I get very annoyed with people who claim to be feminist and say things like, “I don’t need a man,” or “I’m better off being single,” and shame women who want and need a relationship with a man.  I understand not needing a man to make a living for yourself, for taking care of who you are and what you want to be.  But hell, y’all, I need a man.  I need companionship and everything that comes along with it.  It’s human.  The affection, the company, the ego stroking, the high off love that maybe other people don’t enjoy but I sure as hell do.  It is such a part of my being to be a care taker, to love, to give, to ego stroke, to make people happy, to make people laugh, to make people feel included and secure.  So yeah, I want to give that to a man.  To the right man.  He’s gone now, though.  I have to start over. But here’s where the despair really takes over:  I don’t want to get back on the horse this time.

I rallied, however, a few weeks ago.  I said, “Jess?  Even though this summer is going to suck because you will not only be missing him, but you will be doing everything alone.  Again.  Odd wheel as always.  But the least you can do for yourself is get healthy and feel good in your body again.”  So.  The most efficient way I’ve ever been able to lose weight in my past is by lifting free weights.  My brother taught me how a long time ago, and it is the quickest way I’ve ever shed pounds.  Not only that, but I actually enjoy it.  So I looked around at my tiny studio apartment and I said, “Eff it.  I can find a small enough one to fit in here.  Who cares if it’s just another obstacle I have to stub my toe on?”  I was determined this would save me.  I was determined this would be what repairs my esteem and gets my head into a better space.

I literally found the weight bench of my dreams.  I had been searching for about two weeks and finally found exactly what I wanted.  It was a junior weight bench, so it was small.  It came with a bar and some weights and had a leg press.  All for the golden price of $20.  So I wrote to the seller immediately and it was still available.  I kept in contact with him about when I would pick it up.  I needed someone to help me because a) my car is too small and b) I can’t carry a damn weight bench up two flights of stairs into my apartment by myself.  So I sent out an SOS on Facebook and my dear friend Nyki responded.
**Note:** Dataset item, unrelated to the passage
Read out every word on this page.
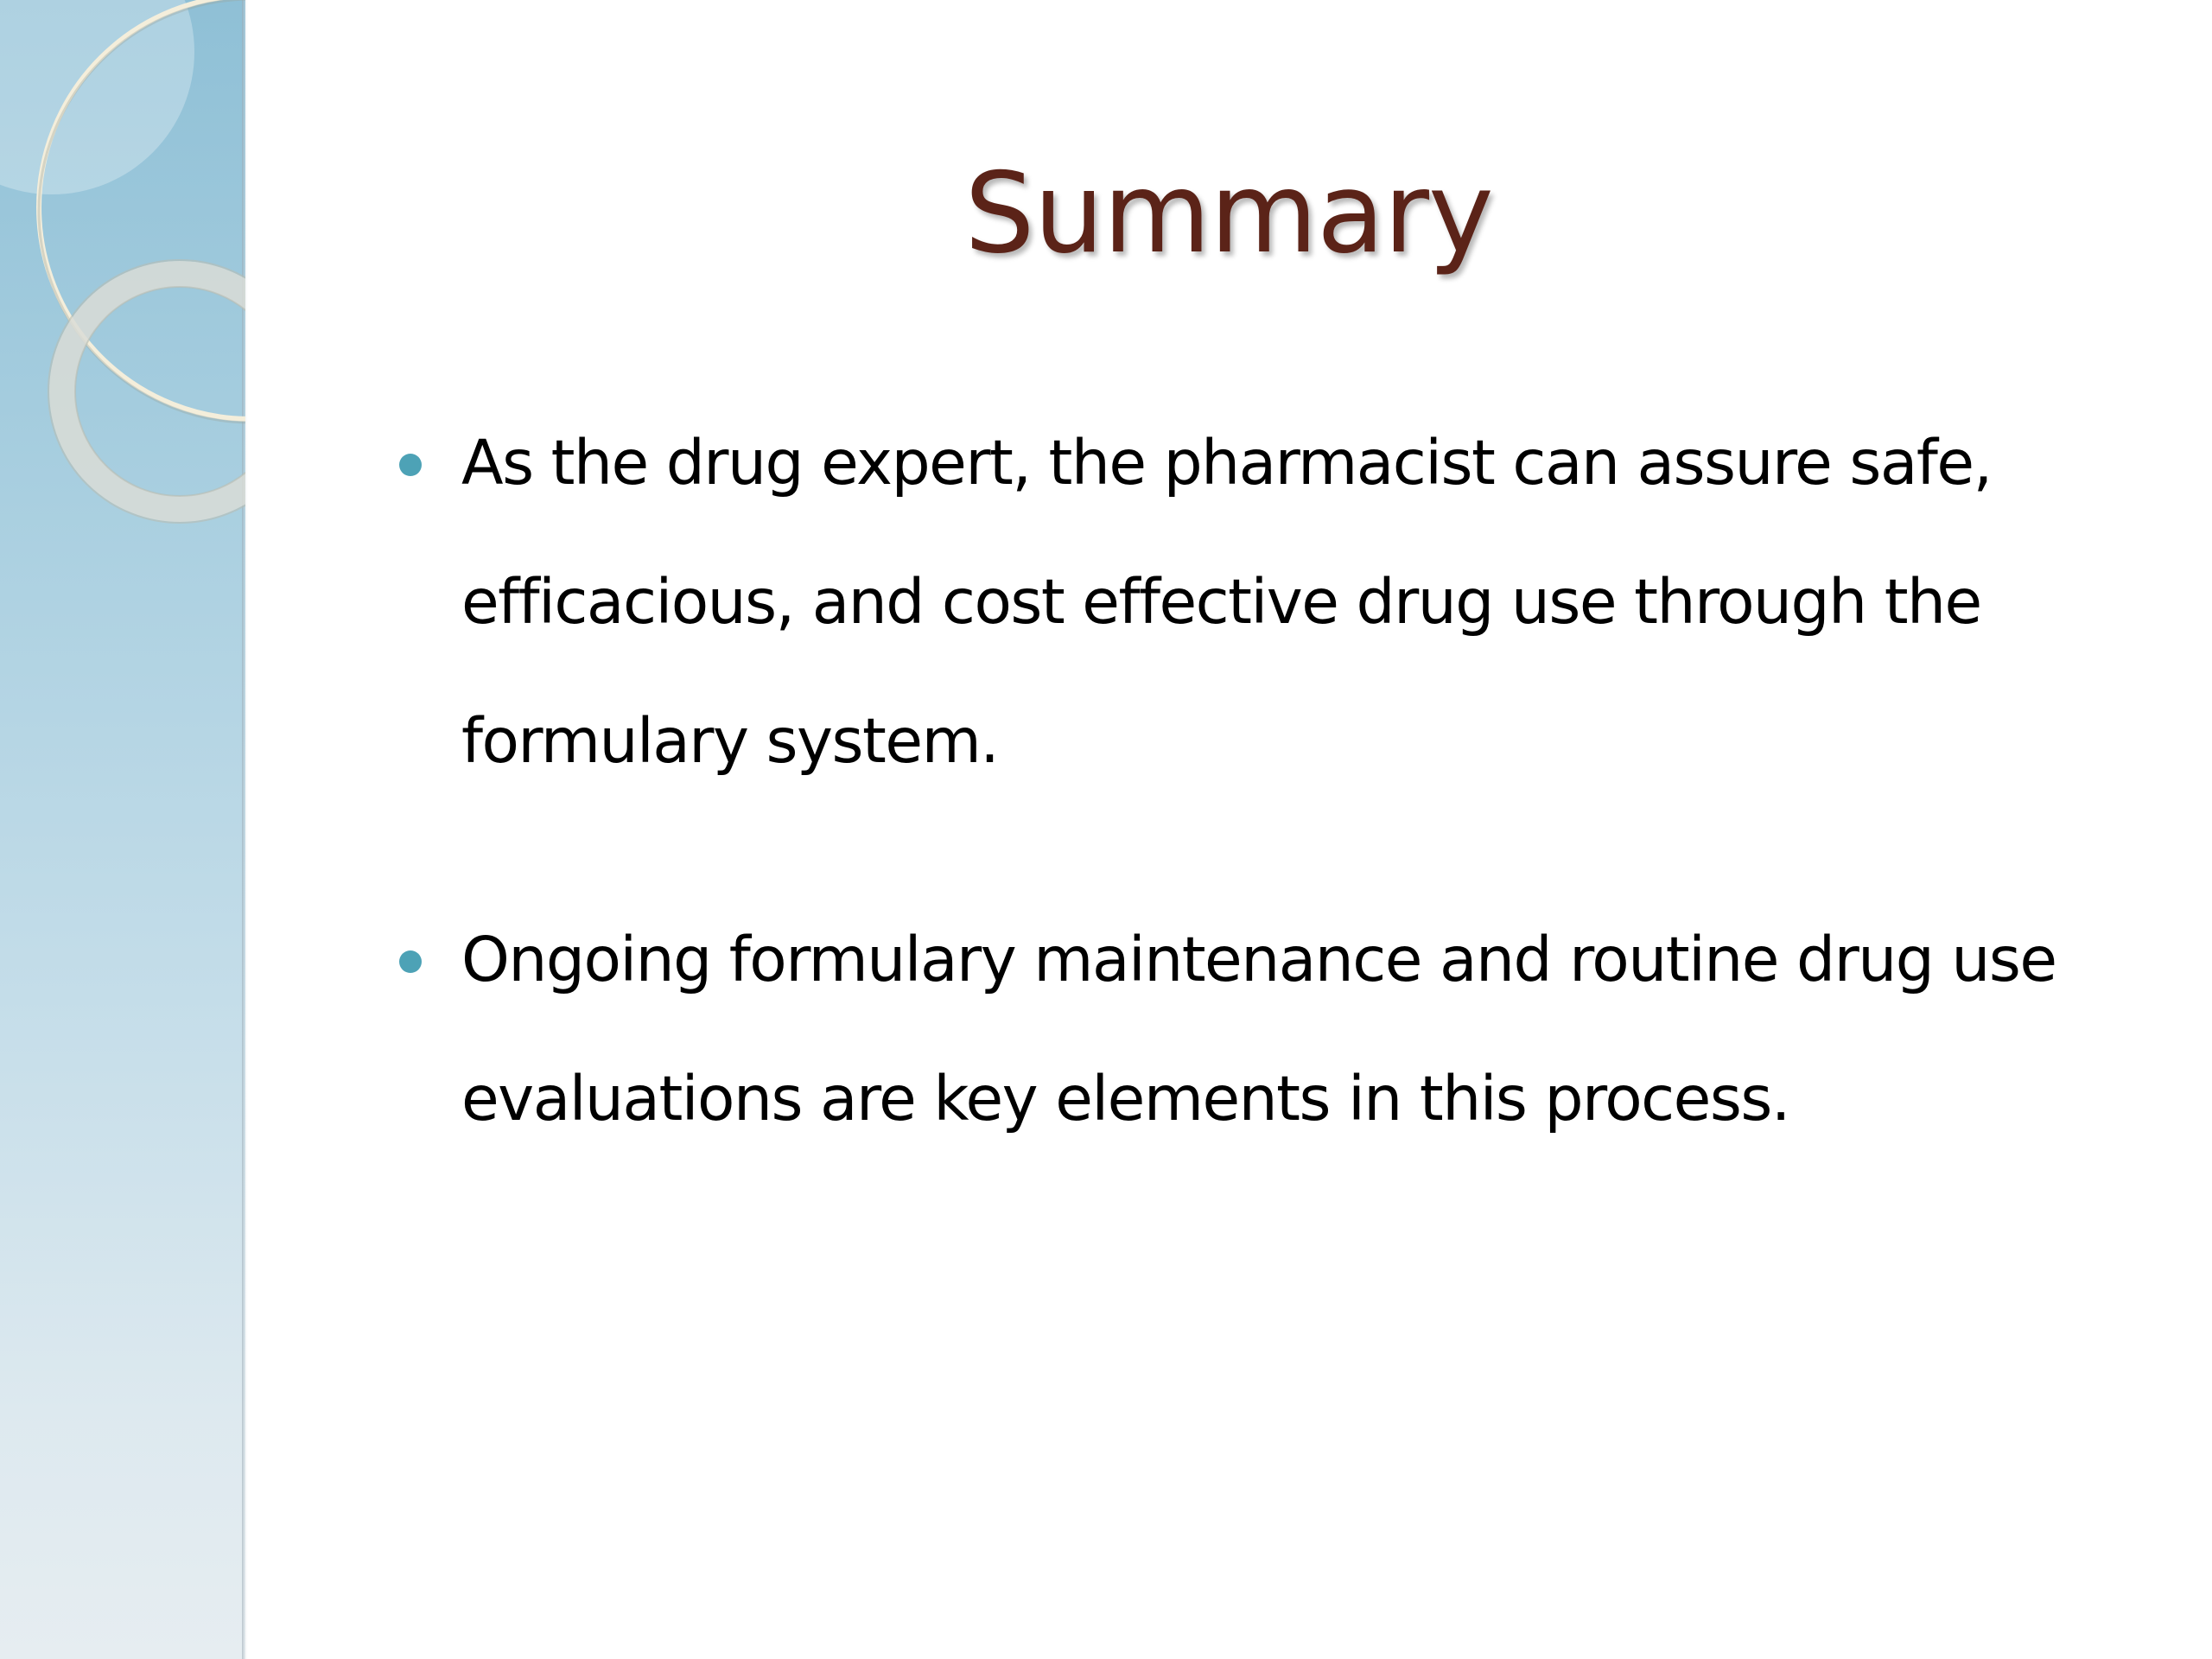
Summary
As the drug expert, the pharmacist can assure safe, efficacious, and cost effective drug use through the formulary system.
Ongoing formulary maintenance and routine drug use evaluations are key elements in this process.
Nyki and I go way back to being co-workers ten years ago.  We became friends when she found out through another blog I was writing at the time that I was a fierce Harry Potter fan.  She reached out to me and asked me out for coffee.  We had a weekly coffee date in the same coffee shop in the little town of St. Francis for several years and became soul sisters.  She is one of the most interesting and loving people I know and I am dearly blessed to have her in my life.  She is one of many, which I will touch on later if you stay with me, Reader.   
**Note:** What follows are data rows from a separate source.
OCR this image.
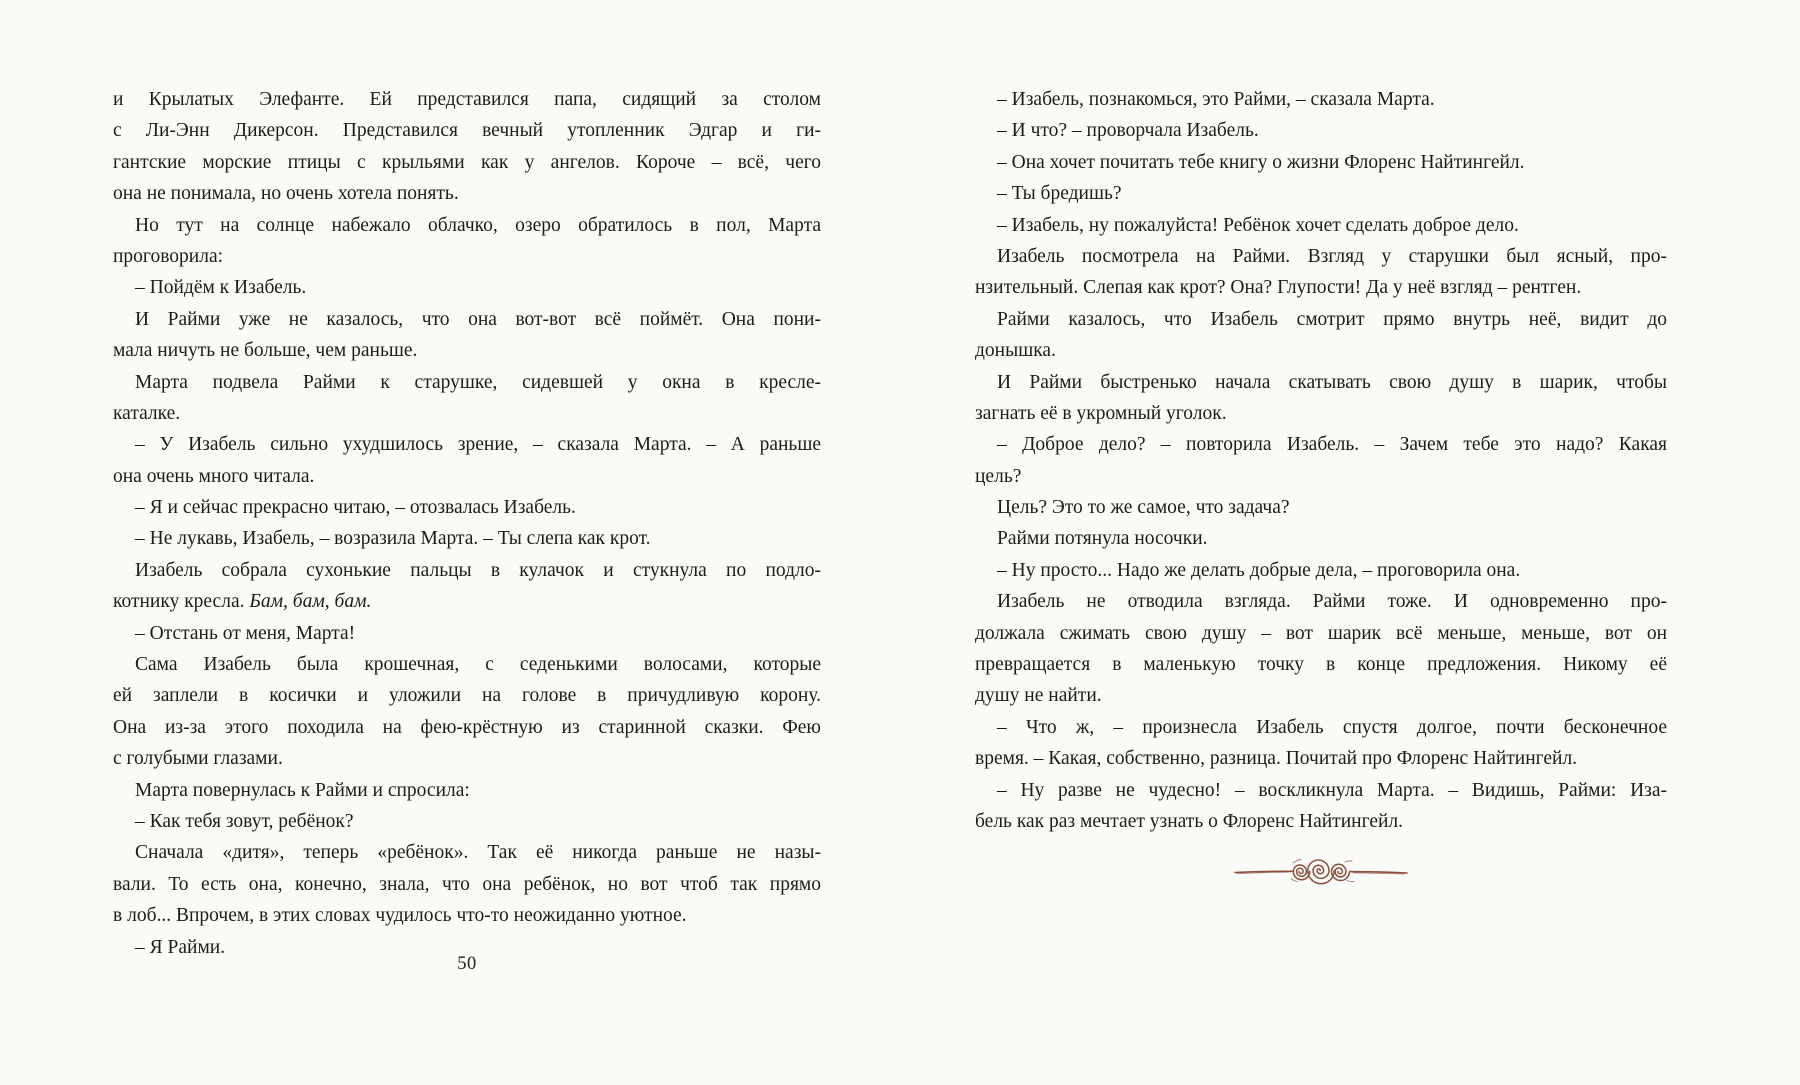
и Крылатых Элефанте. Ей представился папа, сидящий за столом
с Ли-Энн Дикерсон. Представился вечный утопленник Эдгар и ги-
гантские морские птицы с крыльями как у ангелов. Короче – всё, чего
она не понимала, но очень хотела понять.
Но тут на солнце набежало облачко, озеро обратилось в пол, Марта
проговорила:
– Пойдём к Изабель.
И Райми уже не казалось, что она вот-вот всё поймёт. Она пони-
мала ничуть не больше, чем раньше.
Марта подвела Райми к старушке, сидевшей у окна в кресле-
каталке.
– У Изабель сильно ухудшилось зрение, – сказала Марта. – А раньше
она очень много читала.
– Я и сейчас прекрасно читаю, – отозвалась Изабель.
– Не лукавь, Изабель, – возразила Марта. – Ты слепа как крот.
Изабель собрала сухонькие пальцы в кулачок и стукнула по подло-
котнику кресла. Бам, бам, бам.
– Отстань от меня, Марта!
Сама Изабель была крошечная, с седенькими волосами, которые
ей заплели в косички и уложили на голове в причудливую корону.
Она из-за этого походила на фею-крёстную из старинной сказки. Фею
с голубыми глазами.
Марта повернулась к Райми и спросила:
– Как тебя зовут, ребёнок?
Сначала «дитя», теперь «ребёнок». Так её никогда раньше не назы-
вали. То есть она, конечно, знала, что она ребёнок, но вот чтоб так прямо
в лоб... Впрочем, в этих словах чудилось что-то неожиданно уютное.
– Я Райми.
50
– Изабель, познакомься, это Райми, – сказала Марта.
– И что? – проворчала Изабель.
– Она хочет почитать тебе книгу о жизни Флоренс Найтингейл.
– Ты бредишь?
– Изабель, ну пожалуйста! Ребёнок хочет сделать доброе дело.
Изабель посмотрела на Райми. Взгляд у старушки был ясный, про-
нзительный. Слепая как крот? Она? Глупости! Да у неё взгляд – рентген.
Райми казалось, что Изабель смотрит прямо внутрь неё, видит до
донышка.
И Райми быстренько начала скатывать свою душу в шарик, чтобы
загнать её в укромный уголок.
– Доброе дело? – повторила Изабель. – Зачем тебе это надо? Какая
цель?
Цель? Это то же самое, что задача?
Райми потянула носочки.
– Ну просто... Надо же делать добрые дела, – проговорила она.
Изабель не отводила взгляда. Райми тоже. И одновременно про-
должала сжимать свою душу – вот шарик всё меньше, меньше, вот он
превращается в маленькую точку в конце предложения. Никому её
душу не найти.
– Что ж, – произнесла Изабель спустя долгое, почти бесконечное
время. – Какая, собственно, разница. Почитай про Флоренс Найтингейл.
– Ну разве не чудесно! – воскликнула Марта. – Видишь, Райми: Иза-
бель как раз мечтает узнать о Флоренс Найтингейл.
I knew the weight bench was in Pine City but I had very mistakenly thought it was south of Minneapolis and not far away.  I should’ve looked it up.  I’m an idiot.  So I was alarmed when I hopped into Nyki’s car and she punched in the address into her phone and she announced, “It’ll be an hour and eight minutes!” I was exasperated and she responded with, “I knew it was that far.”  So, she drove all the way from up north to Minneapolis to pick me up, made me this homemade extraordinary card to cheer me up for she knew my current grief, and was willing to drive all the way to Pine City to help me get my savior weight bench.  In case some of you struggle with the concept of love, THAT is love.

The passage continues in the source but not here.